O Dia Internacional de Combate às Drogas nos convida a refletir sobre os riscos da dependência, mas também sobre as percepções e julgamentos sociais que envolvem o uso de substâncias.
No Dia Internacional de Combate às Drogas, a sociedade é chamada a olhar de perto os riscos da dependência química, mas também a questionar como as substâncias são vistas de acordo com seu uso e contexto. Uma das reflexões que surge é sobre a maneira como o conceito de “droga” é frequentemente associado ao próprio usuário. Muitas vezes, uma substância consumida para fins recreativos é rotulada como “droga”, enquanto a mesma substância, se usada para fins médicos ou terapêuticos, pode ser considerada apenas um “remédio”. Porém, essa divisão entre “droga” e “medicamento” é, em muitos casos, arbitrária, visto que o princípio ativo de uma substância pode ser o mesmo, dependendo do seu contexto de uso.
Essa visão dualista reflete uma hierarquização entre diferentes formas de consumo. As substâncias que têm uma função no trabalho ou na saúde são socialmente aceitas ou até incentivadas, enquanto aquelas que são consumidas por motivos recreativos acabam sendo estigmatizadas. Esse julgamento está, em parte, ligado à valorização do trabalho e da produtividade, em detrimento da valorização da recreação e do prazer. De onde vem essa percepção de que o recreativo é, de alguma forma, inferior ao produtivo?
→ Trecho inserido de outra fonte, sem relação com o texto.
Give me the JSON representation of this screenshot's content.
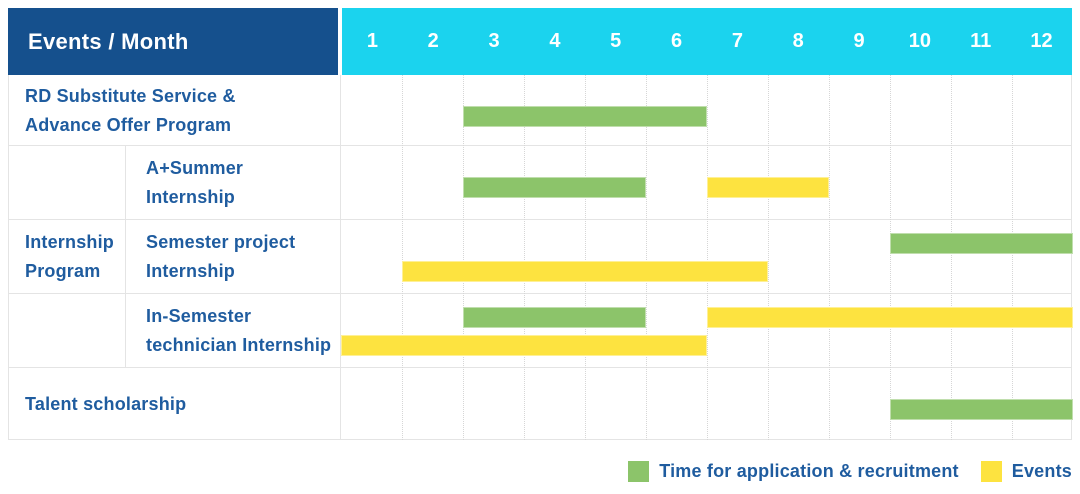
{
  "header": {
    "title": "Events / Month",
    "months": [
      "1",
      "2",
      "3",
      "4",
      "5",
      "6",
      "7",
      "8",
      "9",
      "10",
      "11",
      "12"
    ]
  },
  "colors": {
    "header_blue": "#15508d",
    "header_cyan": "#1bd3ee",
    "label_blue": "#1f5c9f",
    "recruitment_green": "#8cc46a",
    "event_yellow": "#fde340",
    "grid_line": "#e4e4e4"
  },
  "chart_data": {
    "type": "bar",
    "subtype": "gantt",
    "title": "Events / Month",
    "x_axis": {
      "label": "Month",
      "ticks": [
        "1",
        "2",
        "3",
        "4",
        "5",
        "6",
        "7",
        "8",
        "9",
        "10",
        "11",
        "12"
      ],
      "range": [
        1,
        12
      ]
    },
    "grid": true,
    "legend_position": "bottom-right",
    "series": [
      {
        "name": "Time for application & recruitment",
        "color": "#8cc46a"
      },
      {
        "name": "Events",
        "color": "#fde340"
      }
    ],
    "rows": [
      {
        "group": "",
        "label": "RD Substitute Service &\nAdvance Offer Program",
        "bars": [
          {
            "series": "Time for application & recruitment",
            "start_month": 3,
            "end_month": 6,
            "lane": "center"
          }
        ]
      },
      {
        "group": "Internship Program",
        "label": "A+Summer\nInternship",
        "bars": [
          {
            "series": "Time for application & recruitment",
            "start_month": 3,
            "end_month": 5,
            "lane": "center"
          },
          {
            "series": "Events",
            "start_month": 7,
            "end_month": 8,
            "lane": "center"
          }
        ]
      },
      {
        "group": "Internship Program",
        "label": "Semester project\nInternship",
        "bars": [
          {
            "series": "Time for application & recruitment",
            "start_month": 10,
            "end_month": 12,
            "lane": "top"
          },
          {
            "series": "Events",
            "start_month": 2,
            "end_month": 7,
            "lane": "bottom"
          }
        ]
      },
      {
        "group": "Internship Program",
        "label": "In-Semester\ntechnician Internship",
        "bars": [
          {
            "series": "Time for application & recruitment",
            "start_month": 3,
            "end_month": 5,
            "lane": "top"
          },
          {
            "series": "Events",
            "start_month": 7,
            "end_month": 12,
            "lane": "top"
          },
          {
            "series": "Events",
            "start_month": 1,
            "end_month": 6,
            "lane": "bottom"
          }
        ]
      },
      {
        "group": "",
        "label": "Talent scholarship",
        "bars": [
          {
            "series": "Time for application & recruitment",
            "start_month": 10,
            "end_month": 12,
            "lane": "center"
          }
        ]
      }
    ]
  },
  "legend": {
    "items": [
      {
        "label": "Time for application & recruitment",
        "series": "Time for application & recruitment"
      },
      {
        "label": "Events",
        "series": "Events"
      }
    ]
  }
}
A resposta a essa questão parece residir na própria estrutura da sociedade. Em uma ordem social marcada pela heteronomia, ou seja, pela necessidade de cumprir regras e exigências externas que muitas vezes não coincidem com nossos desejos pessoais, os indivíduos são mais valorizados quando se anulam em prol de uma causa maior, como o trabalho ou o sofrimento. Esse fenômeno sugere que a sociedade tende a valorizar mais aqueles que se submetem a uma rotina opressiva ou dolorosa, em detrimento daqueles que buscam liberdade e prazer de forma mais espontânea.
Essa busca pela legitimidade, que muitas vezes passa pela negação do prazer e da diversão, cria um ciclo de opressão social. Ao valorizar mais o sofrimento ou a produtividade em detrimento da felicidade ou do lazer, a sociedade acaba criando uma ordem que, paradoxalmente, desvalorizaria as experiências mais humanas e, em muitos casos, essenciais para o equilíbrio mental e emocional. Essa dinâmica é reforçada por uma estrutura social que constantemente compara o sofrimento do outro como um meio de legitimar o próprio sofrimento.
No fim das contas, a questão das drogas não deve ser reduzida a um julgamento moral ou social simplista, mas sim entendida dentro de um contexto maior de como a sociedade trata suas próprias contradições, valores e relações de poder. Enquanto o debate sobre dependência e abuso de substâncias é legítimo, é importante também refletir sobre o que está por trás das ideias preconcebidas que moldam esse discurso. Em última instância, a forma como lidamos com o uso de substâncias está atrelada a uma questão mais profunda sobre a nossa visão da vida, do prazer e da liberdade dentro de uma ordem social que frequentemente privilegia a repressão e o sofrimento.